On Wednesday, a three-judge panel from the Ninth Circuit rejected environmentalists’ appeal to overturn a U.S. Fish and Wildlife Service (USFWS) policy that allows the taking of one owl species to help recover another. Friends of Animals initially sued the USFWS over a 2014 plan to kill thousands of barred owls (on the left in the image above), which have begun to encroach on the forest habitat of threatened spotted owls (on the right). The spotted owls are listed as threatened under the Endangered Species Act, while the barred owls are only protected under the Migratory Bird Treaty Act. USFWS argued killing the barred owls is an experiment to determine whether reducing barred owls numbers would ultimately benefit spotted owls.

More specifically, at issue in the case, was both the threatened northern spotted owl and the barred owl. The northern spotted owl resides in southwest Oregon and northwest California. Meanwhile, the barred owl originally hails from the eastern U.S. but because it is adaptable it has begun to invade the northern spotted owl’s habitat. The barred owls are aggressive and outcompete the spotted owls for food, as well as physically attack them.
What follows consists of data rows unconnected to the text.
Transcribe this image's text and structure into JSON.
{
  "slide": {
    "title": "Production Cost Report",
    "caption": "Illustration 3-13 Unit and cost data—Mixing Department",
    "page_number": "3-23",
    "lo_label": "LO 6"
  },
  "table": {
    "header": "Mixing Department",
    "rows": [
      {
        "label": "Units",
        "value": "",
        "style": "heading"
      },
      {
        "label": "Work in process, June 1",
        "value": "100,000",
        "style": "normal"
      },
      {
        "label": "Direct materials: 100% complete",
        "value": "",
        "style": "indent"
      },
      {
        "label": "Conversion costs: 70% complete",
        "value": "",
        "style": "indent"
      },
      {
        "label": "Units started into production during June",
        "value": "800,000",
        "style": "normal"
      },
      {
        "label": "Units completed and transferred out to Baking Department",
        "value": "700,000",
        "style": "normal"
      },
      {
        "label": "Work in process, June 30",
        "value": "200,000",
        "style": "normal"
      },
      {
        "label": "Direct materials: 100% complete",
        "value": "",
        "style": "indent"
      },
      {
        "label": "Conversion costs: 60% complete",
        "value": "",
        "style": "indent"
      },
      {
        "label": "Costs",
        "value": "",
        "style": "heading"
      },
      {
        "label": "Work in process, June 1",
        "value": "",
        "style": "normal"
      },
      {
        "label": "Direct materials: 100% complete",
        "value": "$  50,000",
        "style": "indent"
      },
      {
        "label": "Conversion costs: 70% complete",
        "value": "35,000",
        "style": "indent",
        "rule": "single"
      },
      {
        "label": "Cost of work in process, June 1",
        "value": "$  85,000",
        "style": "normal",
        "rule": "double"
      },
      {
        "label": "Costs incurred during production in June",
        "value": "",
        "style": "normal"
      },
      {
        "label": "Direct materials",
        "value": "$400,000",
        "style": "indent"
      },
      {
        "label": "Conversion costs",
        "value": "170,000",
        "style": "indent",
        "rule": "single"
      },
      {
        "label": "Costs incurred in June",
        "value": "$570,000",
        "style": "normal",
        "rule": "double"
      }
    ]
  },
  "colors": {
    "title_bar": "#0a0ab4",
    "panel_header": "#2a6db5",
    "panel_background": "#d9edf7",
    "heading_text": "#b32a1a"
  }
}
Due to this issue, USFWS drafted a recovery plan in 2008, which concluded that the barred owl constitutes a greater threat to the spotted owl than was envisioned when the spotted owl was originally listed in 1990. In response, experiments involving the two were called for as part of the plan and the Department of Interior then issued take permits for up to 1,600 barred owls over four years in a small part of their habitat range. Friends of Animals and Predator Defense then challenge this policy, arguing that the Interior cannot allow the harming or take of one species to study another.

The complaint was initially dismissed in 2015, when a U.S. District Court judge found that the USFWS experiment was legally allowed under the Migratory Bird At. The judge noted that a specific provision of the Act allows for the killing of protected birds for scientific use, propagation, or museum use. Friends of Animals then appealed to the Ninth Circuit Court of Appeals in October, arguing that the Migratory Bird Treaty Act exception cited by the District Court judge must benefit the bird the service is considering killing.

The Ninth Circuit panel unanimously disagreed with Friends of Animals and found that the law imposes few substantive conditions and gives the Interior secretary wide discretion.